Introduction
What is Volcano
Volcano is a cloud native system for high-performance workloads, which has been accepted by Cloud Native Computing Foundation (CNCF) as its first and only official container batch scheduling project. Volcano supports popular computing frameworks such as:
Volcano also provides various scheduling capabilities including heterogeneous device scheduling, network topology-aware scheduling, multi-cluster scheduling, online-offline workloads colocation and more.
Why Volcano
Job scheduling and management become increasingly complex and critical for high-performance batch computing. Common requirements are as follows:
- Support for diverse scheduling algorithms
- More efficient scheduling
- Non-intrusive support for mainstream computing frameworks
- Support for multi-architecture computing
Volcano is designed to cater to these requirements. In addition, Volcano inherits the design of Kubernetes APIs, allowing you to easily run applications that require high-performance computing on Kubernetes.
Features
Unified Scheduling
- Support native Kubernetes workload scheduling
- Provide complete support for frameworks like PyTorch, TensorFlow, Spark, Flink, Ray through VolcanoJob
- Unified scheduling for both online microservices and offline batch jobs to improve cluster resource utilization
Rich Scheduling Policies
- Gang Scheduling: Ensure all tasks of a job start simultaneously
- Binpack Scheduling: Optimize resource utilization through compact task allocation
- Heterogeneous Device Scheduling: Efficient GPU sharing (CUDA/MIG modes) and NPU scheduling
- Proportion/Capacity Scheduling: Resource sharing/preemption/reclaim based on queue quotas
- NodeGroup Scheduling: Support node group affinity scheduling
- DRF Scheduling: Support fair scheduling of multi-dimensional resources
- SLA Scheduling: Scheduling guarantee based on service quality
- Task-topology Scheduling: Optimize performance for communication-intensive applications
- NUMA Aware Scheduling: Optimize resource allocation for multi-core processors
Volcano supports custom plugins and actions to implement more scheduling algorithms.
Queue Resource Management
- Support multi-dimensional resource quota control (CPU, Memory, GPU, etc.)

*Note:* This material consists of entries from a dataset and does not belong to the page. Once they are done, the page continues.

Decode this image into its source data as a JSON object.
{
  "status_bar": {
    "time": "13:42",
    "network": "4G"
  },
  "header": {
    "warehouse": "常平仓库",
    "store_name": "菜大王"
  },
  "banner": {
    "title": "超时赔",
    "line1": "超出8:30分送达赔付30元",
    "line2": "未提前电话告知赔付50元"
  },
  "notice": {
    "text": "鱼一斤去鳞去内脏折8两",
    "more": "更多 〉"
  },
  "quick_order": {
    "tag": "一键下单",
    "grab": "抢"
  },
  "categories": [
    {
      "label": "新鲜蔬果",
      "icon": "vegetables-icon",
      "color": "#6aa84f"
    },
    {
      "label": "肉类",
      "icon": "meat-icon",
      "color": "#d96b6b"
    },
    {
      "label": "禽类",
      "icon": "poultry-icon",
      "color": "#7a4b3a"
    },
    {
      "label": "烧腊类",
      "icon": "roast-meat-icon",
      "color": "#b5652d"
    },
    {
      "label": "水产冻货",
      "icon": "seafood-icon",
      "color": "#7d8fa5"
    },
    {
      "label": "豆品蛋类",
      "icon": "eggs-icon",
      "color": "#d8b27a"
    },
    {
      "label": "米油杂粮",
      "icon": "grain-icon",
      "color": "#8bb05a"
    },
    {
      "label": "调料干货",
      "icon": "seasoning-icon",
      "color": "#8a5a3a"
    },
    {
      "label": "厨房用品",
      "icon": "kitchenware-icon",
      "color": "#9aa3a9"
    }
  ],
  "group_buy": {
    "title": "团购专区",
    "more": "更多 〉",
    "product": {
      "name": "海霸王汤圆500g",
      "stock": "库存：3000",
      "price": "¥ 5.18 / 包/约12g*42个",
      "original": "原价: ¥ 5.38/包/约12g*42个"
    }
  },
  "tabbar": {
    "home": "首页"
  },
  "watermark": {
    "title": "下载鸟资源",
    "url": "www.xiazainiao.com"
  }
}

- Provide multi-level queue structure and resource inheritance
- Support resource borrowing, reclaiming and preemption between queues
- Implement multi-tenant resource isolation and priority control
Multi-architecture computing
Volcano can schedule computing resources from multiple architectures:
- x86
- Arm
- Kunpeng
- Ascend
- GPU
Network Topology-aware Scheduling
Supports network topology-aware scheduling to optimize data transmission for distributed training tasks, reducing communication overhead and improving training speed.
Online and Offline Workloads Colocation
Enhances resource utilization while ensuring QoS through:
- Unified scheduling
- Dynamic resource overcommitment
- CPU burst
- Resource isolation
Multi-cluster Scheduling
Support cross-cluster job scheduling for larger-scale resource pool management.
For details: volcano-global
Descheduling
Support dynamic descheduling to optimize cluster load distribution.
For details: descheduler
Monitoring and Observability
- Complete logging system
- Rich monitoring metrics
- Dashboard for graphical interface
Ecosystem
Volcano integrates with these high-performance computing frameworks:
- Spark
- TensorFlow
- PyTorch
- Flink
- Argo
- Ray
- MindSpore
- PaddlePaddle
- OpenMPI
- Horovod
- MXNet
- Kubeflow
- KubeGene
- Cromwell
Future Outlook
Volcano will continue to expand its functional boundaries through community collaboration and technical innovation, becoming a leader in high-performance computing and cloud-native batch scheduling.